Set in contemporary Glasgow and told in the alternating voices of two sisters, Nelly and Marnie and their gay neighbor, Lennie, The Death of Bees is richly atmospheric, a tale of two orphaned children forced into a battle of survival after their parents suddenly disappear. Marnie informs her younger sister that “we’re on our own now,” because their junkie mother and father, Izzy and Gene, are most probably dead or “gone to Spain.” The girls have become encumbered by their place in a society that seems to openly disapprove of them.

As ladylike 12-year-old Nelly perpetually sucks on her cornflakes and coke and 15-year-old Marnie, a bright girl with an “utterly destructive temperament,” ponders the “pervert living next door,” O’Donnell takes great pains to show that the girls and Lennie are victims of society's expectations. Lennie lives in a virtual wilderness after the death of his lover, Joseph, and his cruel branding as a sex offender by the neighbors after he used his dog as an excuse to seek out rent boys in the public park. Even as the callousness quickens Lennie’s blood, he does little more than watch the girls dig and garden for days, blissfully unaware of the menace that hovers near.

Marnie, on the other hand, is well aware of Lennie’s presence, but she’s suddenly afraid of everything outside of the house. She gets the fright of her life when she sees Lennie at the bottom of the garden, his dog pulling at the wild lavender and threatening to uncover the secret that is buried there. While Nelly is sullen, inhabiting her own little world, Lennie begins to take the sisters’ concerns seriously, his paternal desires set in stark contrast to grandfather Robert T Macdonald, who turns up looking for his daughter. A staunch conservative, Robert T MacDonald isn’t prepared for Nelly and Marnie’s tenuous state even as he waxes and wanes with regret, full of remorse and shame over how he treated their mother.

Into this landscape of moldy housing estates, junkies, wet weather and suppurating resentments, O’Donnell introduces us to a drug dealer called Vlado and an ice-cream vendor named Mick who seems at first to offer truant, streetwise Marnie and innocent Nelly a way out of their situation. Hardened by urban living, neglect and poverty, the sisters long ago abandoned hope. Fueled by years of resentment, Marnie in particular is forced to snatch whatever is offered and to grab at the things put upon them by strangers, the “unnatural comforts and the abhorrent cruelties."

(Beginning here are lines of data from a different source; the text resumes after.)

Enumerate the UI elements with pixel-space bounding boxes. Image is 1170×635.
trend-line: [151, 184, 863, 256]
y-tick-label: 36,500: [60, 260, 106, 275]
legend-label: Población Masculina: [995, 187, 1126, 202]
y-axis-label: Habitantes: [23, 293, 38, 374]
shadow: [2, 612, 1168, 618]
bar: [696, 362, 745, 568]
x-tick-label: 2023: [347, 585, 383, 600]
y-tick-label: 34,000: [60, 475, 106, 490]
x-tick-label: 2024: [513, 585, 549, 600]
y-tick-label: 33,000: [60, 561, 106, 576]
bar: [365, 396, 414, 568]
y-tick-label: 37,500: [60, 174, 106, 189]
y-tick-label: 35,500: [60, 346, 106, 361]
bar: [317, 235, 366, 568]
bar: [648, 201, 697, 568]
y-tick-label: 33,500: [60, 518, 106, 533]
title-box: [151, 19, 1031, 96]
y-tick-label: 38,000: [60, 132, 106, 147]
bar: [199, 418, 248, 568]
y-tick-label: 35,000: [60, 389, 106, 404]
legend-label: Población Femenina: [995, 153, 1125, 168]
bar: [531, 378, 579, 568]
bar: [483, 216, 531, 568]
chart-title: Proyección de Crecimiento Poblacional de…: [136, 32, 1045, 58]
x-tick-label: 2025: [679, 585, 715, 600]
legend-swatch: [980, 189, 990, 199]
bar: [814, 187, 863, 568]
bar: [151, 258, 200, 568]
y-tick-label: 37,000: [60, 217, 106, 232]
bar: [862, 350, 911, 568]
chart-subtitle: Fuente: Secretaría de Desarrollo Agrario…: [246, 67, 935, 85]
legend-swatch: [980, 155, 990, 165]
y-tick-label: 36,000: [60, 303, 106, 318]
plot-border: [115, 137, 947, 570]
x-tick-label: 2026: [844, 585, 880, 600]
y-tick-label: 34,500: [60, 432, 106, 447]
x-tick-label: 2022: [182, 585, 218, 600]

The bleak beauty of Glasgow’s setting and Marnie’s unquestionable bond with Nelly clashes dramatically with the terrible, throbbing secret that connects the three main characters. With violent inevitability, Lennie learns what he must about the sisters and come to terms with the nature of his feelings while also finding the courage to respond to them with compassion and understanding. The reader is fully aware that Marnie and Nelly are going to undergo the impossible--kick the urge to look for a father figure and cultivate a relationship with a lonely man who has nothing to do with a mother who neglected her children and who hated herself mostly on account her of her own father.

O’Donnell thinks nothing of leaving us out in the cold as she explores her characters’ motives and means then brings from somewhere out of left field a plot thread involving a long hidden stash of drug money. Marnie and Nelly fight to keep their lives intact, far from the meddlesome network of social services as opportunity and cruelty merge in this tale of bleak psychological acuity. Everyone has a motive, and the sisters are forced to run once more from their grief and secrets.